How to Practice Mindfulness?

Mindfulness takes practice, it’s not something you pick up and master straight away, it’s a meditation practice that takes time & practice. Practicing mindfulness means that you take some time out for self-care, just 10 minutes a day is enough to work on staying in the moment and the more you do it the more it becomes ingrained and a skill you can easily tune in to and use when you need it most!

Essentially, the first step in being mindful is to become aware that our minds are on autopilot most of the time," Dr. Sood commented. "The goal during mindful moments is not to empty the mind, but to become an observer of the mind's activity while being kind to oneself. The second step is to create a pause. Take a deep breath, and observe one's own space, thoughts and emotions nonjudgmentally. The resulting calm helps lower stress."

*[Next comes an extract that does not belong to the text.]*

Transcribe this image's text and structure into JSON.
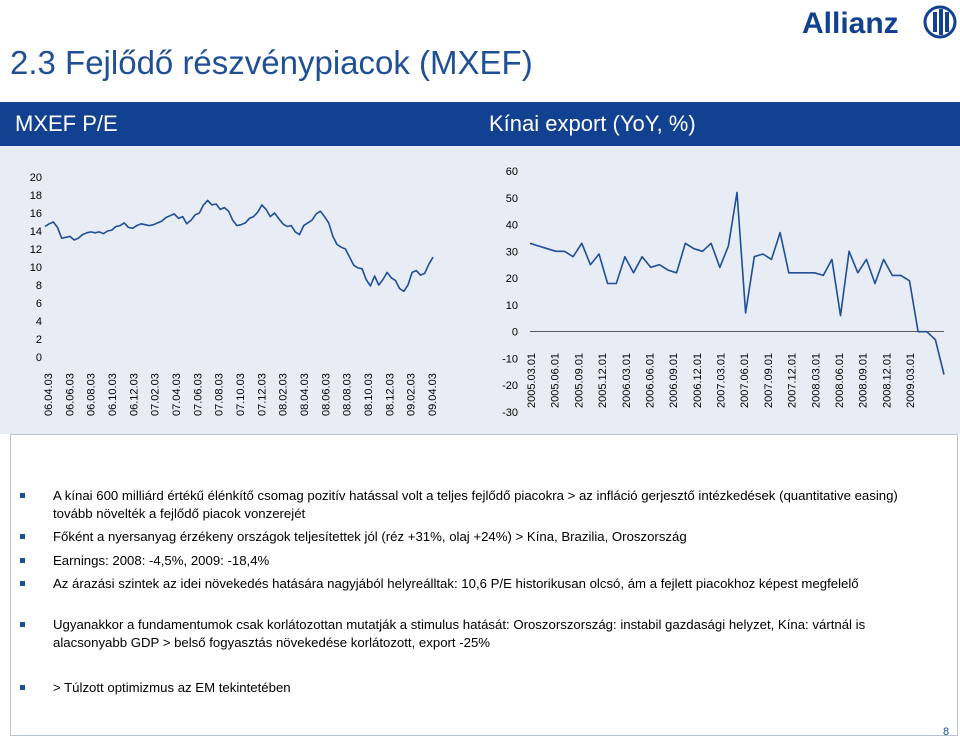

You can find videos on youtube (guided meditation) but I recommend using an app called headspace. I used it myself for anxiety and it really helped. It gives you daily meditations taking you from beginner to advanced and has great explainer videos to go along with it. 

What next?

By combining positive thoughts, a healthy lifestyle, and relaxation techniques, many women are changing the way they experience menopause. Keep a gratitude diary, watch your negative thoughts and bring mindfulness meditation into your daily routine.